Photo By: Jace Armstrong
VIRIN: 211025-D-OS362-015

He discussed aspects of workforce demographics like average employee age and DLA’s recruitment of teammates with disabilities. He said the command enjoys a strong organizational culture and discussed strategic ways to continually improve it, and he spent some time recapping the past year’s major challenges. Among those challenges was an accelerated Afghanistan departure executed after 16 continuous years of DLA military and civilian deployers supporting warfighters there. 

“We very quickly went from four locations to zero,” Cannon said. “We did that extremely well. … Everything we were given by the services we properly disposed of.” 

An effort that began in 2021 and will extend into the new fiscal year is Field Office Realignment. Through the FOR process, DLA Disposition Services closed most of its small field offices, repositioning dozens of billets to augment larger sites that needed additional personnel to decrease customer wait times and increase overall enterprise efficiency.  

Cannon said that during FOR, the organization was forced to stringently evaluate the value versus cost of operating from dozens of its smallest locations. He said DLA was committed to finding “soft landings” for field office employees affected by closures who feel they cannot relocate to fill a job billet at another DLA Disposition Services site. He said there were “a few people” remaining who still needed help finding another appropriate area job, and the leadership team was committed to helping them. 

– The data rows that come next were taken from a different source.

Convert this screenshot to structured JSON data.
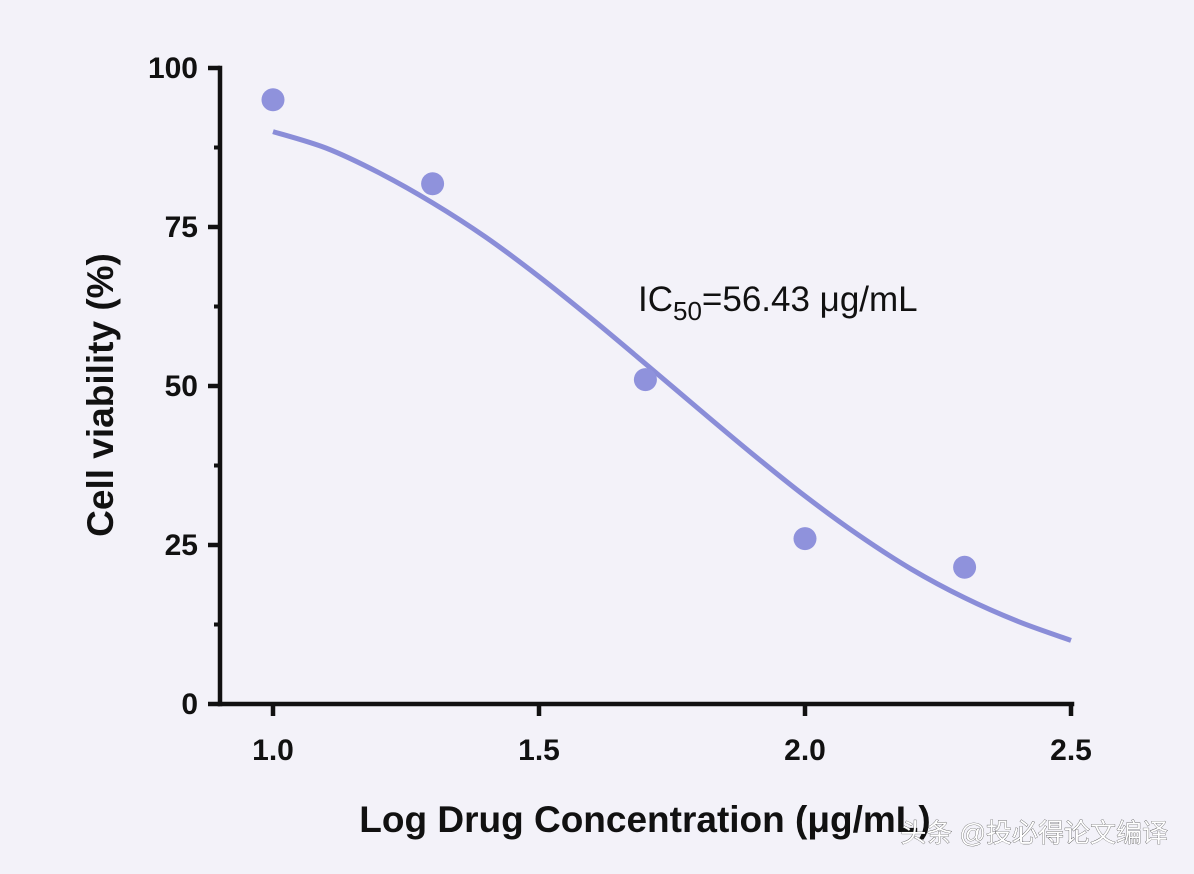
{
  "chart_data": {
    "type": "scatter",
    "title": "",
    "xlabel": "Log Drug Concentration (μg/mL)",
    "ylabel": "Cell viability (%)",
    "xlim": [
      0.9,
      2.5
    ],
    "ylim": [
      0,
      100
    ],
    "x_ticks": [
      1.0,
      1.5,
      2.0,
      2.5
    ],
    "x_tick_labels": [
      "1.0",
      "1.5",
      "2.0",
      "2.5"
    ],
    "y_ticks": [
      0,
      25,
      50,
      75,
      100
    ],
    "y_tick_labels": [
      "0",
      "25",
      "50",
      "75",
      "100"
    ],
    "y_minor_ticks": [
      12.5,
      37.5,
      62.5,
      87.5
    ],
    "grid": false,
    "series": [
      {
        "type": "scatter",
        "x": [
          1.0,
          1.3,
          1.7,
          2.0,
          2.3
        ],
        "y": [
          95.0,
          81.8,
          51.0,
          26.0,
          21.5
        ]
      },
      {
        "type": "line",
        "x": [
          1.0,
          1.1,
          1.2,
          1.3,
          1.4,
          1.5,
          1.6,
          1.7,
          1.8,
          1.9,
          2.0,
          2.1,
          2.2,
          2.3,
          2.4,
          2.5
        ],
        "y": [
          90.0,
          87.4,
          83.5,
          78.8,
          73.4,
          67.2,
          60.5,
          53.5,
          46.4,
          39.4,
          32.7,
          26.6,
          21.2,
          16.7,
          13.0,
          10.0
        ]
      }
    ],
    "annotation": {
      "prefix": "IC",
      "subscript": "50",
      "suffix": "=56.43 μg/mL"
    },
    "colors": {
      "marker": "#8f92dc",
      "curve": "#8a8dd8",
      "axis": "#111111",
      "background": "#f3f2f9"
    }
  },
  "watermark": "头条 @投必得论文编译"
}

“We’re close,” Cannon said.

Cannon briefed on some of the successes from fiscal 2021 and goals for the future, including the evolution of a support location in Qatar into a full-service site, securing better document translation services, and robust FY21 sales and reuse, transfer and donation metrics DLA Disposition Services reached despite the limitations of an ongoing pandemic. He also gave kudos to 58 workforce members who provided formal mentorship to others in the past year.

“Thank you for doing that,” Cannon said. “Please continue to coach and train.”

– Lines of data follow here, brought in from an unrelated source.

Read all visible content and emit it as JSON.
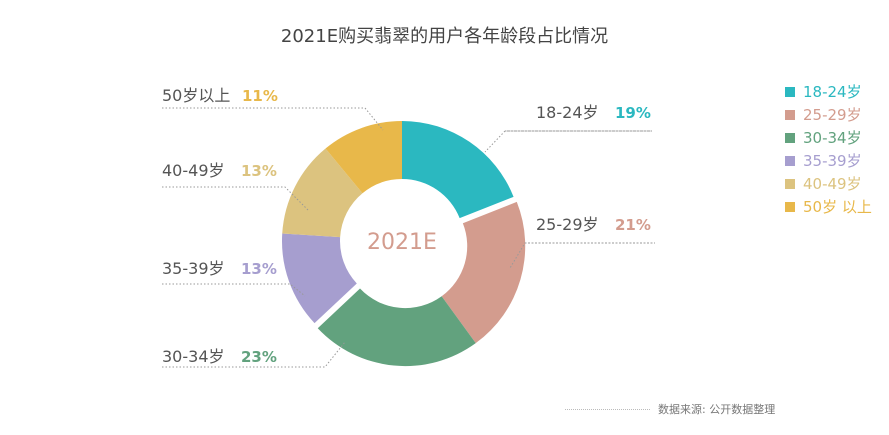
{
  "chart_data": {
    "type": "pie",
    "subtype": "donut",
    "title": "2021E购买翡翠的用户各年龄段占比情况",
    "center_label": "2021E",
    "categories": [
      "18-24岁",
      "25-29岁",
      "30-34岁",
      "35-39岁",
      "40-49岁",
      "50岁以上"
    ],
    "values": [
      19,
      21,
      23,
      13,
      13,
      11
    ],
    "value_labels": [
      "19%",
      "21%",
      "23%",
      "13%",
      "13%",
      "11%"
    ],
    "colors": [
      "#2bb8c0",
      "#d39c8e",
      "#62a27e",
      "#a69ecf",
      "#dcc37f",
      "#e8b84a"
    ],
    "legend_position": "right",
    "legend": [
      "18-24岁",
      "25-29岁",
      "30-34岁",
      "35-39岁",
      "40-49岁",
      "50岁 以上"
    ]
  },
  "source": "数据来源: 公开数据整理"
}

One way the organization will look to increase the effectiveness of the workforce is through foundational training, or the idea that new hires will receive standardized instruction when they begin, rather then relying solely on on-the-job training to learn the ins and outs of property disposal. Cannon said some of the property disposal jobs in DLA Disposition Services are unique and in all of DOD, very few individuals outside the command handle these types of roles, so it’s important that a strong educational track is developed for property disposal specialists.  

An additional longer-term development Cannon mentioned was the development of Warehouse Management System, which is expected to replace DSS as the primary property management application in the future. He said there was much more to come on the topic, but assured attendees that they could expect big, positive changes from its development and fielding.

He said the jump in capability would be like that of smart phones over earlier flip phones.

“It is that much better,” Cannon said. “It’s going to be a wonderful tool.”

The senior leadership summit continues Oct. 26, when six of seven geographic regions will brief on the past year and what lies ahead for warfighter support in their area.